Mexican and Canadian operations reduce costs, increase efficiencies and sustain the viability of new investments in the United States, where accumulated investment is around $66 billion.
Engines assembled in Ohio reach lines in Guanajuato or Ontario, while transmissions and parts manufactured in Mexico and Canada support American assembly. The T-MEC created the tariff-free zone that made it possible to plan long-term investments and maintain affordable prices for consumers pressured by inflation and the cost of credit.
JAMA says its business model requires manufacturing close to where they sell. Around 75% of the vehicles sold in the United States are assembled within North America and half come directly from American plants. Units that are not sold there are moved to Mexico and Canada.
The association also highlights new bets in the United States on electrification. Toyota opened its battery plant in North Carolina, Honda is advancing its joint facility with LG Energy Solution in Ohio, and Isuzu is building a truck factory in South Carolina, but these investments depend on clear rules and regional coordination.
JAMA maintains that the permanence of the T-MEC protects the value of Japanese investment in the region and maintains North America as a global reference automotive platform.
T-MEC maintains affordable prices
On the other hand, dealers of international brands, grouped in the American International Automobile Dealers Association (AIADA), also sent their comments to the USTR, in which they emphasize that integration with Mexico and Canada is essential to keep vehicle prices under control and avoid an affordability crisis that is already putting pressure on millions of families.
By strengthening regional manufacturing, the T-MEC helps reduce price spikes and maintains a more stable supply, a point that the association considers decisive at a time when purchasing a new car is close to a luxury.
The warning comes with figures that portray the size of the problem of tariffs that are already applied to the sector. The average price of a new vehicle surpassed $50,000 for the first time in September 2025. The monthly payment is around $800.
According to the Center for Automotive Research, tariffs will cost manufacturers an average of $4,600 per vehicle by 2027 and put 3.9 million sales at risk over the next three years.
AIADA emphasizes that these impacts would not only reach assembly plants. They would be felt in the dealerships, where each drop in sales means fewer hiring, reductions in hours and a slowdown in community support.
US union complains about Mexico
The United States Automotive Union (UAW) accuses Mexico of maintaining depressed wages, failing to meet labor obligations under the agreement and fueling a structure that, it claims, encourages plant closures in the United States and shifts jobs to poverty-wage facilities south of the border.

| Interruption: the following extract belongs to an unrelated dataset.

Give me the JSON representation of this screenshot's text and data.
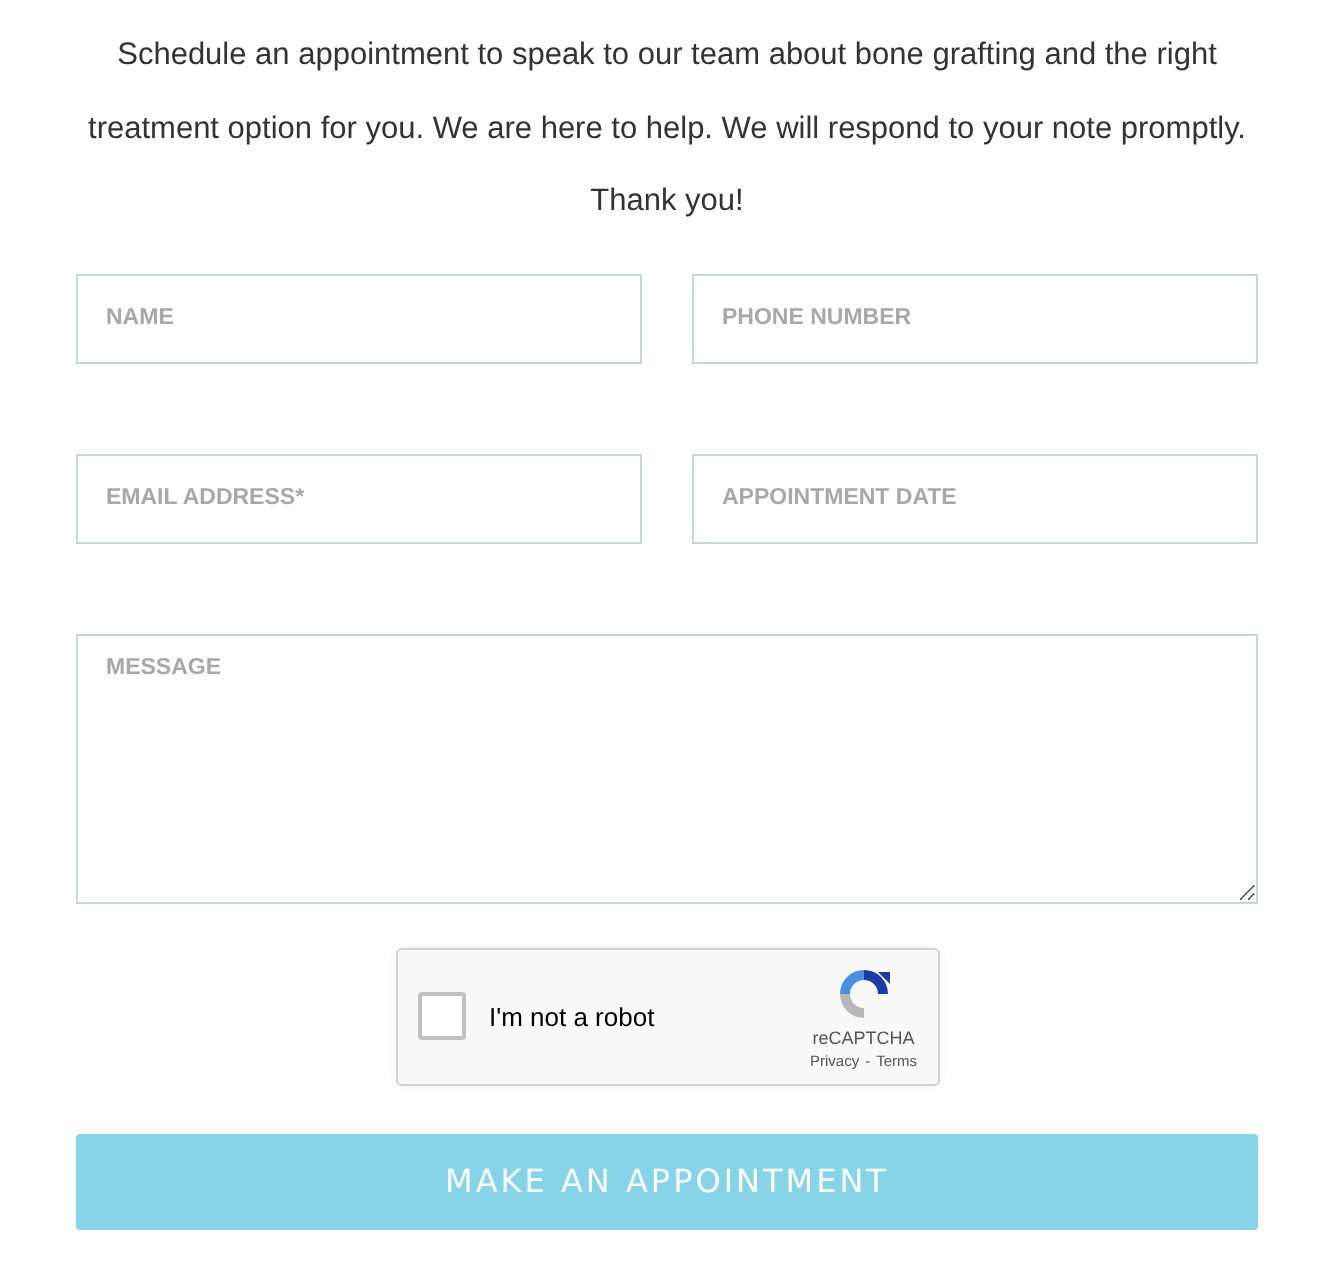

The union maintains that the current dynamic perpetuates an unequal model. In its analysis, it cites the Independent Mexico Labor Expert Board, which concluded that “Mexico is not in compliance with its labor obligations under the USMCA” and that the agreement failed to reduce the wage gap.
It says that while average wages in the United States and Canada have grown steadily since 1991, those in Mexico have remained stagnant for more than two decades.
He also accuses that trade integration favored corporations and not workers. One of the union’s proposals includes the creation of a “North American salary floor” through a sectoral wage floor, that is, defining how much any worker in the sector must earn as a minimum.
Unlike the business sector, for the union the 2026 review cannot be a minor update, but rather a complete rewrite.